Now it's an easy exercise in abstract nonsense that a functor which has a left adjoint that preserves monomorphisms maps injective objects to injective objects. If we apply this to our situation, we see that $\operatorname{Hom}_{\Bbb Z}(F,\Bbb Q/\Bbb Z)$ is injective as $\Bbb Q/\Bbb Z$ is an injective $\Bbb Z$-module. (This follows from what you have shown.)
If we set $R= \Bbb Z/n\Bbb Z$, then $R$ as a module over itself is free, hence flat, thus $\operatorname{Hom}_{\Bbb Z}(\Bbb Z/n\Bbb Z,\Bbb Q/\Bbb Z)$ is injective, but $\operatorname{Hom}_{\Bbb Z}(\Bbb Z/n\Bbb Z,\Bbb Q/\Bbb Z) \cong \Bbb Z/n\Bbb Z$.

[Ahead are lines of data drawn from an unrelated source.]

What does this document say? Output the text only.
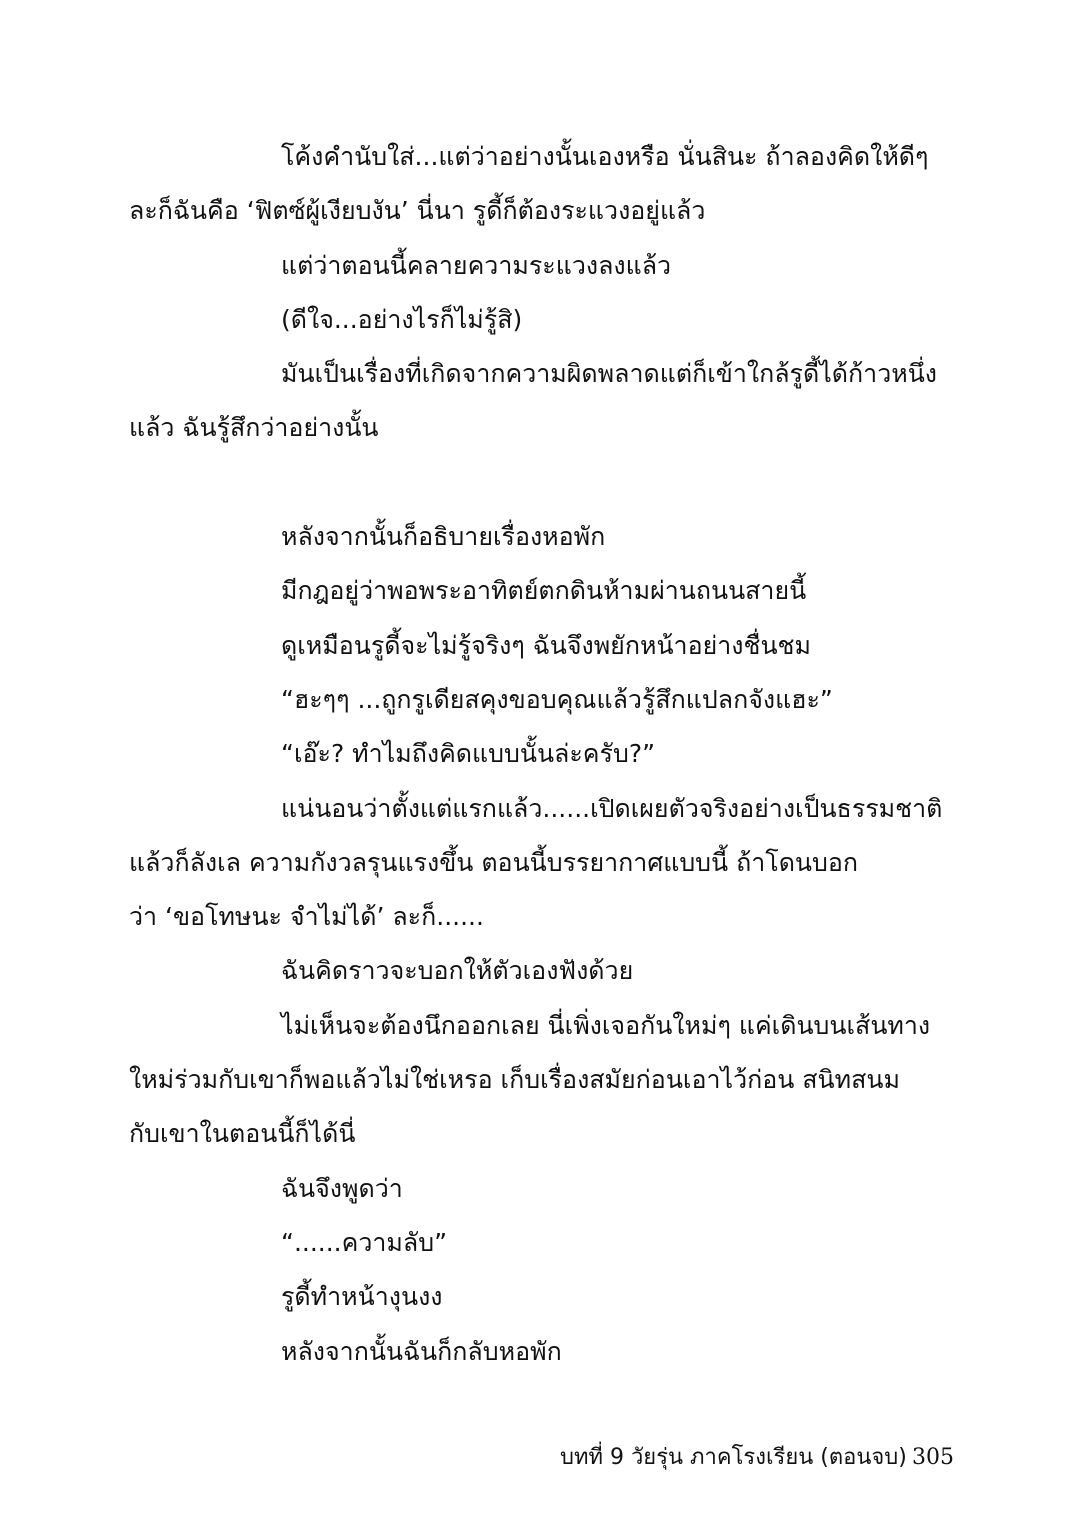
โค้งคำนับใส่...แต่ว่าอย่างนั้นเองหรือ นั่นสินะ ถ้าลองคิดให้ดีๆ
ละก็ฉันคือ ‘ฟิตซ์ผู้เงียบงัน’ นี่นา รูดี้ก็ต้องระแวงอยู่แล้ว

แต่ว่าตอนนี้คลายความระแวงลงแล้ว

(ดีใจ...อย่างไรก็ไม่รู้สิ)

มันเป็นเรื่องที่เกิดจากความผิดพลาดแต่ก็เข้าใกล้รูดี้ได้ก้าวหนึ่ง
แล้ว ฉันรู้สึกว่าอย่างนั้น

หลังจากนั้นก็อธิบายเรื่องหอพัก

มีกฎอยู่ว่าพอพระอาทิตย์ตกดินห้ามผ่านถนนสายนี้

ดูเหมือนรูดี้จะไม่รู้จริงๆ ฉันจึงพยักหน้าอย่างชื่นชม

“ฮะๆๆ ...ถูกรูเดียสคุงขอบคุณแล้วรู้สึกแปลกจังแฮะ”

“เอ๊ะ? ทำไมถึงคิดแบบนั้นล่ะครับ?”

แน่นอนว่าตั้งแต่แรกแล้ว......เปิดเผยตัวจริงอย่างเป็นธรรมชาติ
แล้วก็ลังเล ความกังวลรุนแรงขึ้น ตอนนี้บรรยากาศแบบนี้ ถ้าโดนบอก
ว่า ‘ขอโทษนะ จำไม่ได้’ ละก็......

ฉันคิดราวจะบอกให้ตัวเองฟังด้วย

ไม่เห็นจะต้องนึกออกเลย นี่เพิ่งเจอกันใหม่ๆ แค่เดินบนเส้นทาง
ใหม่ร่วมกับเขาก็พอแล้วไม่ใช่เหรอ เก็บเรื่องสมัยก่อนเอาไว้ก่อน สนิทสนม
กับเขาในตอนนี้ก็ได้นี่

ฉันจึงพูดว่า

“......ความลับ”

รูดี้ทำหน้างุนงง

หลังจากนั้นฉันก็กลับหอพัก

บทที่ 9 วัยรุ่น ภาคโรงเรียน (ตอนจบ) 305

Consider an injective morphism of $Z/n\mathbb Z$-modules $A \to B$ and a morphism $A \to \mathbb Z/n\mathbb Z$. Of course these are also morphisms of abelian groups.
Look at the diagram
$$\require{AMScd} \begin{CD} A @>>> B\\ @VVV \\ \mathbb Z/n\mathbb Z \\ @VV{\cdot \frac{1}{n}}V \\ \mathbb Q/\mathbb Z \end{CD}$$
By what you have shown, there is a map $B \to \mathbb Q/\mathbb Z$ making the diagram commutative. The fact that $B$ is actually a $\mathbb Z/n\mathbb Z$-module yields that this map factors over $\mathbb Z/n\mathbb Z$ and this is all you need.
Further note: Of course this is a diagram of morphism of abelian groups, but the upper triangle of the diagram consists of $\mathbb Z/n\mathbb Z$-modules and any morphism of abelian groups between $\mathbb Z/n\mathbb Z$-modules is also an $\mathbb Z/n\mathbb Z$-module morphism.